Passada a festa a realidade se impõe, existem somente 6 milhões de doses no país, os insumos para se produzir mais estão presos na China por “problemas técnicos” de acordo com o golpista Rodrigo Maia, o que demonstra a total incapacidade da burguesia brasileira de garantir algum tipo de saúde pública, como também se viu no amazonas onde a compra de um item básico como tubos de oxigênio se transformou em uma epopeia. Caso se resolvam os “problemas técnicos” os insumos virão ao Brasil e serão produzidas 46 milhões de doses até abril, ou seja, será possível vacinar mais 23 milhões de pessoas o que imunizaria 11% da população, que somado aos números atuais alcançaria o total 12,5%. Depois disso não existe nenhum plano real, apenas a expectativa de que se compre insumo para mais 54 milhões de doses. A grande festa da vacinação propagandeada pelo fascista Dória, caso de tudo certo, o que é improvável, vacinará pouco mais de um décimo da população até abril e depois não há nada garantido, é uma farsa completa.

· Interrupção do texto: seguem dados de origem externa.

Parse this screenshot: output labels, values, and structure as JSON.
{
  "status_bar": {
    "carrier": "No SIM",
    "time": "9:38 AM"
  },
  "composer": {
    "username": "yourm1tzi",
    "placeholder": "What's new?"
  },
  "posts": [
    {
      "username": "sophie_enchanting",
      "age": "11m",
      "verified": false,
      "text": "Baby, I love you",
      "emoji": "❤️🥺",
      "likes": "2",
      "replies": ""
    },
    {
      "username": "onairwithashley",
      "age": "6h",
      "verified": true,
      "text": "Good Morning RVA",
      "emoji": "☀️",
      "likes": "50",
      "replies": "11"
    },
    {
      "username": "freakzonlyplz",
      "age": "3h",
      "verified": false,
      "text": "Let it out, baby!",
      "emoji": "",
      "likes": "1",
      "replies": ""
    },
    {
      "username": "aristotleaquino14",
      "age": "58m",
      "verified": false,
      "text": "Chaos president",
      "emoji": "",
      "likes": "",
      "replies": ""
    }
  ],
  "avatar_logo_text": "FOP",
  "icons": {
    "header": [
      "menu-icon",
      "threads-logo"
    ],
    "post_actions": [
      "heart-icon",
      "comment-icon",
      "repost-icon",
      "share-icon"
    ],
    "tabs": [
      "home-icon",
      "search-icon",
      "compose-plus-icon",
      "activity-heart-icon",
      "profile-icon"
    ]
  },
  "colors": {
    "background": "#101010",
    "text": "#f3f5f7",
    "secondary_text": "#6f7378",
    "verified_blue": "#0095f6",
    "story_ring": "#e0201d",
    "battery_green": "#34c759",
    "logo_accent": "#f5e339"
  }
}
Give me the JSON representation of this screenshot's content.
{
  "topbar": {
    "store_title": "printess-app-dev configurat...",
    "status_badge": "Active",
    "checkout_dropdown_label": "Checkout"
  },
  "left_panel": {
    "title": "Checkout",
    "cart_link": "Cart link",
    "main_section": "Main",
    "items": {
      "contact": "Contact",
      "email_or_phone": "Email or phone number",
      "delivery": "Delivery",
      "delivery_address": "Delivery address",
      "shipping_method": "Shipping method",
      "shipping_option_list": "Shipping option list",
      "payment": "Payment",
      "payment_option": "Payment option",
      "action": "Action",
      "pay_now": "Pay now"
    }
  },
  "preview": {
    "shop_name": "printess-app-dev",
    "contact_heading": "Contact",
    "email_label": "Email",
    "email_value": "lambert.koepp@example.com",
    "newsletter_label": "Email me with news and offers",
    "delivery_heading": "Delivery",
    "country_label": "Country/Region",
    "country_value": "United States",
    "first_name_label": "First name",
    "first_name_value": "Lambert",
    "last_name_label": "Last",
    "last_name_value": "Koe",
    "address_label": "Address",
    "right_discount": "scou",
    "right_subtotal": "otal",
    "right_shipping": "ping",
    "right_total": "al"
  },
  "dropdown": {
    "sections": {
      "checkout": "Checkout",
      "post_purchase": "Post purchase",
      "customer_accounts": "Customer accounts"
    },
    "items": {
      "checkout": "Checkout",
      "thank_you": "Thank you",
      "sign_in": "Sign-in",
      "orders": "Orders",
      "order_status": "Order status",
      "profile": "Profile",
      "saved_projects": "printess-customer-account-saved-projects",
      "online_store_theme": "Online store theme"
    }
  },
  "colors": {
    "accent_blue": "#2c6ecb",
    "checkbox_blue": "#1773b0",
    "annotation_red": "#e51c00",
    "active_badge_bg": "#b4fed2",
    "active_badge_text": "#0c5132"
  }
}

Enquanto isso a revolta começa a crescer nos setores que seriam os primeiros beneficiados pela vacina, os trabalhadores da saúde. A atual etapa da vacinação no Brasil é tão ineficiente que nem todos os trabalhadores que estão na linha de frente do combate ao covid serão vacinados, na realidade, menos da metade. No Rio de Janeiro por exemplo o plano de vacinação atinge 34% apenas desse setor, já em São Paulo é de 40% desse pessoal essencial.

Não só isso, como se inicia a disputa para quais pessoas serão as vacinadas, muitos altos burocratas do Estado, como os secretários de saúde e seus assessores, responsáveis por administrar a destruição do SUS, estão passando a frente de enfermeiros e outros trabalhadores da saúde. Além disso certos estabelecimentos recebem prioridade como o Hospital das Clínicas de São Paulo que já vacinou 9mil funcionários enquanto outros como o Instituto de Infectologia Emílio Ribas não recebeu todas as remessas prometidas, em suma não existe programa real de vacinação mas uma luta por migalhas.

Ante a tamanha farsa que é a “campanha de vacinação” encabeçada por Dória, é um absurdo total que a esquerda entre em uma frente com o governador genocida, responsável por pelo menos 50mil mortes que crescem às centenas todos os dias. A esquerda deve ter um programa real para a saúde pública com investimentos massivos em infra estrutura, contratação de mais trabalhadores, auxílio emergencial dentre outras medidas. A vacina deve ser apenas uma das pautas da esquerda e deve estar sob o controle dos trabalhadores que decidirão pela melhor opção e garantirão assim a produção e distribuição em massa no Brasil.

Todas as mortes pela pandemia de covid estão na conta dos golpistas que derrubara Dilma em 2016, não só Bolsonaro mas também Dória, Maia, Baleia Rossi, o STF, Mourão e os demais generais. É preciso mobilizar a população não só para lutar pela saúde pública universal e de qualidade, mas também pela derrubada total do regime golpista e por novas eleições, com Lula candidato.